Helen Zille, who some have compared with the late Baroness Margaret Thatcher, has carefully martialed the forces of opposition to the ANC in the province. Like the Scottish National Party at Holyrood, the Democratic Alliance dominates the legislature in Cape Town. The ruling party in the United Kingdom, the Conservative Party of David Cameron, has just one seat in the Scottish House of Commons. While the ANC is the largest minority party in the Western Cape, it has lost the status of government in the province and of the Cape Town metropolitan in the last eight years. The chances of the ANC returning to power doesn’t appear at all likely in the foreseeable future.

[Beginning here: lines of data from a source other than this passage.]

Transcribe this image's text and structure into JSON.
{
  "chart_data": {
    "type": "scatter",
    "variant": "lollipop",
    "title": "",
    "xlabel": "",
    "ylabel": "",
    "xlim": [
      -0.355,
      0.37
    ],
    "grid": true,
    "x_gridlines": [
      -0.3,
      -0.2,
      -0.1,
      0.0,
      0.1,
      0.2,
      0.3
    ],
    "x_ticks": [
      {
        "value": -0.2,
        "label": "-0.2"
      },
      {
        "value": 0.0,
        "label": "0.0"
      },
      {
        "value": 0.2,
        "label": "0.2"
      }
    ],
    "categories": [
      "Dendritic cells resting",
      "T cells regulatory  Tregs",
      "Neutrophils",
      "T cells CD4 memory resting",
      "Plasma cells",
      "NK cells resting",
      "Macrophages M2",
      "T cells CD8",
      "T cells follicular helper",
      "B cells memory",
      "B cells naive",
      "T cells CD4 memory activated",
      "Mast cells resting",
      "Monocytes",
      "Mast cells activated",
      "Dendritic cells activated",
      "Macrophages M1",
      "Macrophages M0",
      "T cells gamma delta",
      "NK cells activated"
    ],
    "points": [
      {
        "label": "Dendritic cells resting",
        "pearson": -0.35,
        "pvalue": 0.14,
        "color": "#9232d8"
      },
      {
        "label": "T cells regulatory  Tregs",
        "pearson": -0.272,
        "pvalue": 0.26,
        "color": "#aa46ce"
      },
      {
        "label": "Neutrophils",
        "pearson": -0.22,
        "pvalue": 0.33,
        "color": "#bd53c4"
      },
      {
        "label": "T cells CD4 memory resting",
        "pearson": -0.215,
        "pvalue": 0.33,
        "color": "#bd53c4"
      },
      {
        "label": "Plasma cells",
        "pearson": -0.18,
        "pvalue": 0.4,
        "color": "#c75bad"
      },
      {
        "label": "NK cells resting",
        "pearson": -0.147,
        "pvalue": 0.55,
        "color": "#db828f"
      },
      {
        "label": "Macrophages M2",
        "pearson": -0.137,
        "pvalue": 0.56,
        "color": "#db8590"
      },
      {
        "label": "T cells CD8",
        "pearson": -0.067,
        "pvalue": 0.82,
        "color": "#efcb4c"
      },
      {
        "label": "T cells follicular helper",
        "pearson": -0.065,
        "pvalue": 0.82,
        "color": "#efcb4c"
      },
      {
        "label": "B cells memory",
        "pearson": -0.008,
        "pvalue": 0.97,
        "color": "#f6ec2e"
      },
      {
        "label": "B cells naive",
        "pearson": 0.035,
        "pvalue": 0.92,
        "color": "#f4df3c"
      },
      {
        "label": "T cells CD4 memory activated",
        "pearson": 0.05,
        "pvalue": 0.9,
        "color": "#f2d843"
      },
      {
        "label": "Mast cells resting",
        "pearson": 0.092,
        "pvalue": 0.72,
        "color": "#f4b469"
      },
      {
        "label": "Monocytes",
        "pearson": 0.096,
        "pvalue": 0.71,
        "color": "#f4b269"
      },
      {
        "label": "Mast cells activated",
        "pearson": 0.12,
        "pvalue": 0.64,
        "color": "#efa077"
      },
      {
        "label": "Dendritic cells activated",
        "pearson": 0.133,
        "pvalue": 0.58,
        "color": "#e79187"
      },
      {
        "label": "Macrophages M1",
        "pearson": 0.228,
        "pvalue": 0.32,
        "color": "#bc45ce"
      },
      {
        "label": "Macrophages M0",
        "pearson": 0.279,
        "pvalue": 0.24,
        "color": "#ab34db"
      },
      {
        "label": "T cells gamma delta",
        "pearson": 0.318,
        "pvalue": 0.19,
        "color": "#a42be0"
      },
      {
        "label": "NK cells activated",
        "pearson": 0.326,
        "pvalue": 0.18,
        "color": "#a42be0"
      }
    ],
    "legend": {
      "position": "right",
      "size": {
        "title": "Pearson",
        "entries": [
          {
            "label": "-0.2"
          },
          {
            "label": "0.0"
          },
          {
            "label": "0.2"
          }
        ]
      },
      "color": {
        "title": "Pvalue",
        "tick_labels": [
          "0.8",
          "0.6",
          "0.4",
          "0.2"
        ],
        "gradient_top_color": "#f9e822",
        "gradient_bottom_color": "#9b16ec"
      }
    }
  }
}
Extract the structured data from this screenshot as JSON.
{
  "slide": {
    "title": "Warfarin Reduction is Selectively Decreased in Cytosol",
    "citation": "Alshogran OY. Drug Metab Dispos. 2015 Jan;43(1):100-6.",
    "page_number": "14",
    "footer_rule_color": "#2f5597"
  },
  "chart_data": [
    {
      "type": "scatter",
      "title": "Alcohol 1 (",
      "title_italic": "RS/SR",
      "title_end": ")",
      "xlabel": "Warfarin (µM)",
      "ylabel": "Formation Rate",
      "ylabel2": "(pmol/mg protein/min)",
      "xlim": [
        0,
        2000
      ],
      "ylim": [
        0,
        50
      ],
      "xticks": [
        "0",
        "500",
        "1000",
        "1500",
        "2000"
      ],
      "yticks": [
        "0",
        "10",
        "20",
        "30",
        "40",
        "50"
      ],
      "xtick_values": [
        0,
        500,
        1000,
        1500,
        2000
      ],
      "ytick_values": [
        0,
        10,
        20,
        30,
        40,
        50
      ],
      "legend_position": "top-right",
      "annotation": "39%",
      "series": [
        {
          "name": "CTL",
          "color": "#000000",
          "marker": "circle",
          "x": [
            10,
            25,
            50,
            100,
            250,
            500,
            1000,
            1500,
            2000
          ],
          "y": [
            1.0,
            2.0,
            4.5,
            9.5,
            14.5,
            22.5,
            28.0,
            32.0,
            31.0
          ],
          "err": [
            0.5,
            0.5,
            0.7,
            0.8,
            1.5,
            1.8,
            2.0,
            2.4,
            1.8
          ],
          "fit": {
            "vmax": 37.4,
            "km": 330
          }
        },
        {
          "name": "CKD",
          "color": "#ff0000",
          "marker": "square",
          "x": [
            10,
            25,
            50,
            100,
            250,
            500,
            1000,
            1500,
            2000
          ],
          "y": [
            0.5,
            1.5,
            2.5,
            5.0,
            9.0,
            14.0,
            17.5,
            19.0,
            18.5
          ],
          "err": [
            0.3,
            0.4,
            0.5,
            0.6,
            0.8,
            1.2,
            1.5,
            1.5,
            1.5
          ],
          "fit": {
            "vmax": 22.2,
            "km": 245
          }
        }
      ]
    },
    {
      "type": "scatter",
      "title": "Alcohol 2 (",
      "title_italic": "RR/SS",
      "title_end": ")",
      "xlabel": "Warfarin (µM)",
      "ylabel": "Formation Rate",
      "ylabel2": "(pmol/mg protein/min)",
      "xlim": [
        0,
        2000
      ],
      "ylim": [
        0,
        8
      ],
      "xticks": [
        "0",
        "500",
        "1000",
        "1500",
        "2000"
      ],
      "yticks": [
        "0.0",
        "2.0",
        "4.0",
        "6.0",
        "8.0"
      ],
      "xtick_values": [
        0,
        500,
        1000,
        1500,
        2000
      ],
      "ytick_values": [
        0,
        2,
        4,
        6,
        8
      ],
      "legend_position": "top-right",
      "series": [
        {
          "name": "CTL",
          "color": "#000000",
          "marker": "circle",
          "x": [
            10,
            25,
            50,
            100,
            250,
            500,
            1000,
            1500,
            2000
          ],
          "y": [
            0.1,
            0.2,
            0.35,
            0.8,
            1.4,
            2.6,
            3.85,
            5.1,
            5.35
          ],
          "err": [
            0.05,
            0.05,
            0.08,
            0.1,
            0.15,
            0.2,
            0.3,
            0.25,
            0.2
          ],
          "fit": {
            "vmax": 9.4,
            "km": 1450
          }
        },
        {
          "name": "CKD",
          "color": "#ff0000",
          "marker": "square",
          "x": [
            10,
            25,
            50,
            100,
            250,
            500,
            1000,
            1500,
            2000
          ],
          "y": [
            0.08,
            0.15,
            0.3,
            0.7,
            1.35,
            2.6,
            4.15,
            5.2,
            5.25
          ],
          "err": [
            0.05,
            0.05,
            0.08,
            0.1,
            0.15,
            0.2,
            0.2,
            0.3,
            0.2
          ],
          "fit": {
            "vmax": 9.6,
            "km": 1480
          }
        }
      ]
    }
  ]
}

Like the Scottish National Party, the DA has been growing election after election in the last decade or so. The first major breakthrough was in Cape Town in 2006, when Zille swept aside the ANC to become mayor. In 2009, she swept aside Lynne Brown to become premier of the province. In the 2011 election the Western Cape swung heavily to the DA – an outright victory in Cape Town as well as in 11 of the 24 local municipalities in the province. The ANC won only the Beaufort West local municipality – with a one-seat majority – outright. The SNP has also been showing strong growth in the elections in Scotland over the last decade, winning an outright majority in the Scottish parliament in 2011. Interestingly it received 45.4 percent of the vote in that year, roughly what the Yes for Scotland vote was in the referendum earlier this month. With that vote it garnered an overall majority in the Scottish parliament with 69 of the 129 seats at Holyrood. It had however formed a minority government in 2007 in the Scottish Parliament with 32.9 percent of the vote.
Of course, the DA is not a nationalist party, not yet anyway. It is making significant electoral progress in the economic powerhouse of South Africa – Gauteng – and the withdrawal of the Western Cape would shrink its support in the National Assembly. It is also a huge question whether the Western Cape has the fiscal strength to go it alone. Then there is also the question, how would the province delink itself from the massive SOEs, including Eskom and Transnet. Would the Southern African Development Community allow the Republic of Zille to be part of it, let alone the African Union?
At present the issue isn’t even on the table, but regional secession as it would be in South Africa and nationalist secession as it would have been in Scotland, starts with the planting of the political seed.